David Gaider: “L’IA generativa è una piaga virulenta”, anche usarla per eliminare la fatica ha i suoi lati negativi
In una recente intervista concessa a Rock Paper Shotgun, David Gaider, storico lead writer della serie Dragon Age, ha espresso un giudizio tagliente sull’intelligenza artificiale generativa. “È una piaga virulenta”, ha dichiarato, precisando che anche un suo utilizzo mirato a eliminare la fatica quotidiana comporta notevoli lati negativi.
Una carriera al servizio della narrazione
Gaider ha trascorso oltre un decennio in BioWare, dove ha contribuito a definire le trame di titoli amati come Baldur’s Gate, Star Wars: Knights of the Old Republic e, naturalmente, l’intera saga di Dragon Age. La sua profonda esperienza nel campo della scrittura videoludica rende le sue parole particolarmente significative nel dibattito corrente sull’adozione delle tecnologie di IA.

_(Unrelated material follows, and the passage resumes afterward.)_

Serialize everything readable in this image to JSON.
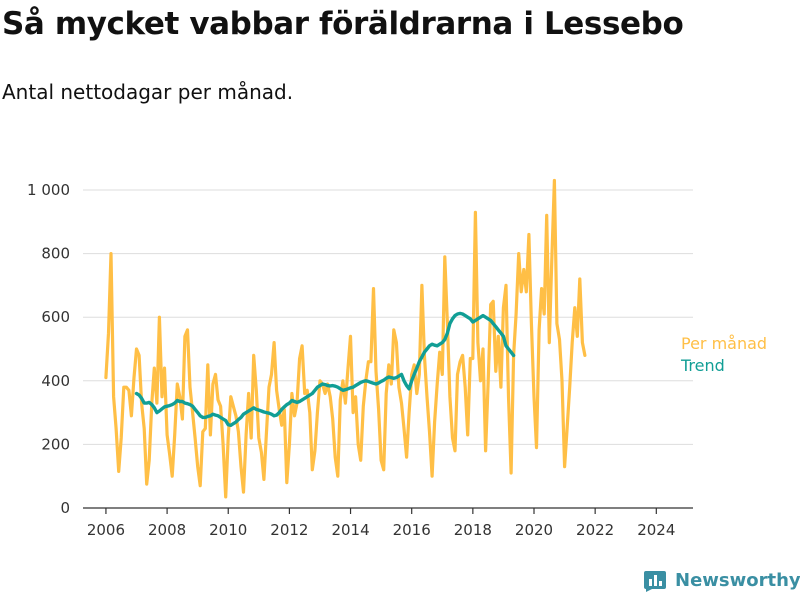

I pericoli dell’automazione creativa
Secondo Gaider, il rischio principale risiede nell’omogeneizzazione dei contenuti e nella progressiva svalutazione del lavoro degli autori. “Anche se potrebbe sembrare un modo per alleviare i compiti più ripetitivi, l’IA generativa finisce per sottrarre l’anima alle storie che raccontiamo”, ha affermato lo scrittore, sottolineando come la tecnologia non sia in grado di replicare la sensibilità e l’esperienza umana.
Un settore in bilico
Le dichiarazioni di Gaider si inseriscono in un contesto industriale sempre più orientato all’esplorazione di strumenti di IA. Molti sviluppatori e publisher stanno valutandone i potenziali benefici, ma la domanda che in tanti si pongono è se queste innovazioni possano davvero coesistere con la creatività umana o se rappresentino una minaccia per il futuro del settore.